Regorafenib after failure of gemcitabine and platinum-based chemotherapy for locally advanced/metastatic biliary tumors: REACHIN, a randomized, double-blind, phase II trial


      • This double-blind, randomized phase II trial evaluated regorafenib versus placebo in pretreated biliary tract cancer patients.
      • Regorafenib significantly increased mPFS versus placebo, from 1.5 to 3.0 months ( P = 0.004).
      • Regorafenib significantly increased tumor control.
      • There were no new or unexpected safety signals.


      There is a high unmet clinical need for treatments of advanced/metastatic biliary tract cancers after progression on first-line chemotherapy. Regorafenib has demonstrated efficacy in some gastrointestinal tumors that progress on standard therapies.

      Patients and methods

      REACHIN was a multicenter, double-blind, placebo-controlled, randomized phase II study designed to evaluate the safety and efficacy of regorafenib in patients with nonresectable/metastatic biliary tract cancer that progressed after gemcitabine/platinum chemotherapy.
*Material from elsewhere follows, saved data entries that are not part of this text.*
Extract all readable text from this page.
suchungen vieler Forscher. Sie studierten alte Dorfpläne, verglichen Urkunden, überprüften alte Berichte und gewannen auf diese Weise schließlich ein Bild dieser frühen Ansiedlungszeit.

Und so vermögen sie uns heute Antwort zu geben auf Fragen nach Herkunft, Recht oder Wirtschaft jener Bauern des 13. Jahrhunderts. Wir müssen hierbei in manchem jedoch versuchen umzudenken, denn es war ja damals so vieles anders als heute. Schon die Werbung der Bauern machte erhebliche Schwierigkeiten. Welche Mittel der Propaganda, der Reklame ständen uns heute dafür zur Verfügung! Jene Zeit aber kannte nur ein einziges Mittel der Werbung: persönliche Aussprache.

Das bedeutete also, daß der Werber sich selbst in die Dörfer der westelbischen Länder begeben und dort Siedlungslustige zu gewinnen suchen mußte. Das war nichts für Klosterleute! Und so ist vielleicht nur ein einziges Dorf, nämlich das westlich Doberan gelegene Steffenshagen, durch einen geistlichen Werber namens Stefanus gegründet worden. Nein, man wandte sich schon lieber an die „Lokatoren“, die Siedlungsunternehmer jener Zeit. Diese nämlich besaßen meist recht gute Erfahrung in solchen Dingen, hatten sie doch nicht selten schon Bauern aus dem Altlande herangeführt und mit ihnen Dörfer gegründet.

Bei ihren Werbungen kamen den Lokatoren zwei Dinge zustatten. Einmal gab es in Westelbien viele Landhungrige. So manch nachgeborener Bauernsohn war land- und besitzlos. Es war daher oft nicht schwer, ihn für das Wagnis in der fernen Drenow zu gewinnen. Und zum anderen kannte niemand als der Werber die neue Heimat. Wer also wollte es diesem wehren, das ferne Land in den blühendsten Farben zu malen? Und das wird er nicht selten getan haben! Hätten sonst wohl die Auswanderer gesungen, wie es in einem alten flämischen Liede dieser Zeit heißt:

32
Patients were randomly assigned 1 : 1 to best supportive care plus either regorafenib 160 mg once daily 3 weeks on/1 week off or placebo until progression or unacceptable toxicity. No crossover was allowed. The primary objective was progression-free survival (PFS). Secondary objectives were response rate, overall survival, and translational analysis.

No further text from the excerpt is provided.